This is a small library for generating the gap statistics of a general clustering algorithm which requires the number of clusters (k) as input. These statistics will then be used to analyze the best number of clusters for a particular dataset using the provided algorithm.
It is a reproduction of the original paper: https://statweb.stanford.edu/~gwalther/gap, with a generalization so that it could work with an arbitrary clustering algorithm.
Gap statistics is a well-known technique for analyzing clustering quality. It compares the clustering results from the real data with the results from uniformly sampled datasets within the bounding box of the real data. The minimum number of clusters which maximizes the distance between the two is considered as the appropriate number of clusters in the real data.
There are 2 examples given: KMeans and Gaussian mixture model.
Any clustering algorithm could be supported.
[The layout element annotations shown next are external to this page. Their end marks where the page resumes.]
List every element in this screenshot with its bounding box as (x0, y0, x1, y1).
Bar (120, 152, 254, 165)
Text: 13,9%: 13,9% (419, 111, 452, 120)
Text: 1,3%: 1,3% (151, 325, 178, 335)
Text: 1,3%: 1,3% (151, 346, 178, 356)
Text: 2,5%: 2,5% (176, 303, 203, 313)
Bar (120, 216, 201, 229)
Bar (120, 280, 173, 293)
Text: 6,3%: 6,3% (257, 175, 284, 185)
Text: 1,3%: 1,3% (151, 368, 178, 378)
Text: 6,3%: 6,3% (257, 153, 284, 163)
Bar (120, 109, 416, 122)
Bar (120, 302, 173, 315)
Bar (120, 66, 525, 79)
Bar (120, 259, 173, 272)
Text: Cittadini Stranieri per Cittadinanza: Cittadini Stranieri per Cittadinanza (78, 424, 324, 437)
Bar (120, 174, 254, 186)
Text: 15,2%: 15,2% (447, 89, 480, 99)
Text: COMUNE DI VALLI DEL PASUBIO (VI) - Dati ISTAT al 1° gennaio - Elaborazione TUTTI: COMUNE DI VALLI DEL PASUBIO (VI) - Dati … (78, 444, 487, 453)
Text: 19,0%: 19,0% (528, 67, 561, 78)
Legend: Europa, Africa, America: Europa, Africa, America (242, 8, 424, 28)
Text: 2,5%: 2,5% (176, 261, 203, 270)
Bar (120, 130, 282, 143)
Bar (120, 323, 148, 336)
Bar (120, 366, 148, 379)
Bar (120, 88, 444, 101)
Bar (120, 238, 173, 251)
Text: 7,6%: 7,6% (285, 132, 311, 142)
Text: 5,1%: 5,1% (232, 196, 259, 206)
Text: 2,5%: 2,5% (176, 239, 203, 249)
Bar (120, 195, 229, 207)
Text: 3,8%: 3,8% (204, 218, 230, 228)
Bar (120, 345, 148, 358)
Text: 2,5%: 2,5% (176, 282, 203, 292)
We need to implement a clustering
class/object which takes n_clusters as a parameter and implements the general sklearn
prediction method fit_predict() which returns a list of cluster indices from a
data matrix.
K-Means and Gaussian-Mixture model are supported.
Suppose we have a data matrix and would like to compute the gap statistics
using K-Means for every k up to 10, with 100 iterations for each k:
from gap_stats import GetGaps
from sklearn.cluster import KMeans
gaps = GetGaps(data, max_k=10, n_iters=100).kmeans()
Each "gap" is a namedtuple GapStat(gap, error), where the two statistics are defined in the original paper.
And from the statistics (gaps and errors) we would like to find the best k:
best_k = gap_stats.get_best_k(gaps, minimal_k=True)
If we don't want to use K-Means or GMM, we could still use our own favorite clustering algorithm by passing it to the get_gaps() function.
Here is an example of "AgglomerativeClustering"
import gap_stats
from sklearn.cluster import AgglomerativeClustering
gaps = gap_stats.get_gaps(x, max_k=10, cluster_algo=AgglomerativeClustering,
n_iters=10)
More examples with visualization is included in the /examples/experiment_gap_stats.ipynb notebook.